With authorities warning that the men were desperate and dangerous, some residents were nervous over the escape from the 3,000-inmate prison in the middle of the small town of Dannemora, close to the Canadian border. But others figured the killers were long gone.
"We always joke about it. We're so close to the prison - that's the last place that anyone who escaped would want to be," Jessica Lashway said as she waited for the bus with her school-age children a few doors down from the hulking, fortress-like prison.
Sweat, 34, and Matt, 48, sliced through a steel wall, crawled down a catwalk, broke through a brick wall, cut their way in and out of a steam pipe and emerged through a manhole to make their escape, discovered early Saturday, authorities said.
Turkey's Erdogan loses 'cloak of invincibility'
ISTANBUL - In normal times, you can't escape President Recep Tayyip Erdogan in Turkey. His voice booms from television screens, his hands wave at campaign rallies and his face smiles from billboards.

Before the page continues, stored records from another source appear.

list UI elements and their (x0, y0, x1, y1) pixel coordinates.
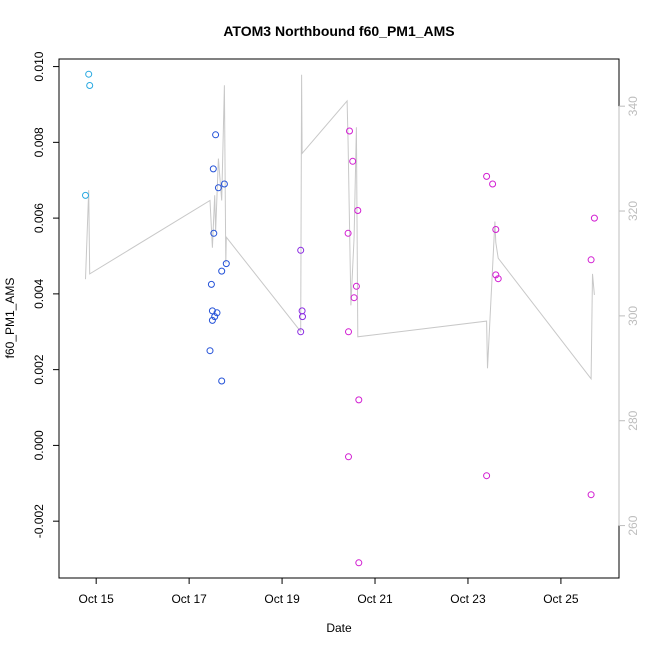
data-point (349, 157, 357, 165)
y-tick-label: 0.006 (32, 203, 46, 233)
data-point (299, 313, 306, 321)
data-point (587, 256, 595, 264)
x-tick-label: Oct 21 (357, 592, 393, 606)
y2-tick-label: 340 (626, 96, 640, 116)
data-point (297, 328, 305, 336)
data-point (218, 377, 226, 385)
data-point (207, 280, 215, 288)
plot-area-frame (58, 58, 620, 579)
data-point (211, 313, 219, 321)
data-point (214, 184, 222, 192)
scatter-points (82, 70, 598, 567)
y-tick-label: -0.002 (32, 504, 46, 538)
data-point (85, 70, 93, 78)
y-tick-label: 0.002 (32, 354, 46, 384)
y2-tick-label: 260 (626, 515, 640, 535)
y-axis-left: -0.002 0.000 0.002 0.004 0.006 0.008 0.010 (32, 51, 60, 538)
data-point (587, 491, 595, 499)
data-point (494, 275, 502, 283)
y2-tick-label: 300 (626, 306, 640, 326)
data-point (355, 559, 363, 567)
x-tick-label: Oct 23 (450, 592, 486, 606)
y-tick-label: 0.010 (32, 51, 46, 81)
data-point (354, 207, 362, 214)
y-tick-label: 0.004 (32, 279, 46, 309)
y2-tick-label: 320 (626, 201, 640, 221)
data-point (213, 309, 221, 317)
data-point (210, 229, 218, 237)
series-line (85, 74, 595, 381)
data-point (222, 260, 230, 268)
data-point (208, 307, 216, 315)
x-tick-label: Oct 15 (78, 592, 114, 606)
data-point (86, 82, 94, 89)
y-tick-label: 0.000 (32, 430, 46, 460)
y-tick-label: 0.008 (32, 127, 46, 157)
data-point (489, 180, 497, 188)
data-point (206, 347, 214, 355)
right-axis-series (85, 74, 595, 381)
y-axis-label: f60_PM1_AMS (3, 278, 17, 359)
data-point (82, 191, 89, 199)
data-point (297, 246, 305, 254)
x-tick-label: Oct 19 (264, 592, 300, 606)
data-point (346, 127, 353, 135)
x-tick-label: Oct 17 (171, 592, 207, 606)
x-tick-label: Oct 25 (543, 592, 579, 606)
data-point (345, 453, 352, 461)
y-axis-right: 260 280 300 320 340 (618, 96, 640, 536)
data-point (483, 172, 491, 180)
data-point (218, 267, 226, 275)
chart-title: ATOM3 Northbound f60_PM1_AMS (223, 23, 454, 39)
data-point (590, 214, 598, 222)
x-axis-label: Date (326, 621, 352, 635)
data-point (208, 316, 216, 324)
data-point (220, 180, 228, 188)
data-point (492, 226, 500, 233)
data-point (483, 472, 491, 480)
x-axis: Oct 15 Oct 17 Oct 19 Oct 21 Oct 23 Oct 25 (78, 577, 579, 606)
data-point (350, 294, 358, 302)
data-point (298, 307, 306, 315)
data-point (344, 229, 352, 237)
y2-tick-label: 280 (626, 410, 640, 430)
data-point (212, 131, 220, 139)
data-point (209, 165, 217, 173)
data-point (355, 396, 363, 404)
data-point (345, 328, 352, 336)
data-point (492, 271, 500, 279)
data-point (352, 282, 360, 290)
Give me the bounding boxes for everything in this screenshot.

Yet as Turkey digested the surprise sinking of support for his long-dominant party, Erdogan's only reaction came in a brief written statement Monday appealing for unity - and acknowledging the sudden need to make new political friends.
"Our people's will is above everything else," said Erdogan, conceding that the new political landscape "does not allow any party the possibility to govern alone."
Photographer of 'napalm girl' returns to scene
TRANG BANG, Vietnam - He stands in the northbound lane of Vietnam's Highway 1, traffic swirling around him, horns honking. He is pointing. Right there, he says - that's where it happened. That's where the screaming children appeared. That's where I made the picture that the world couldn't forget.
Huynh Cong "Nick" Ut was 21 on that day more than half a lifetime ago when he stood on the same road, pointed his camera northeast and captured one of history's most famous images - a naked Vietnamese girl screaming and fleeing after South Vietnamese planes looking for Viet Cong insurgents attacked with napalm from the air.
On Monday, 43 years later to the day, Ut went back to document some of his Vietnam War memories with a tool from an entirely different era - a 4-ounce iPhone 5 equipped with the ability to send photos to the world in the blink of a digital eye.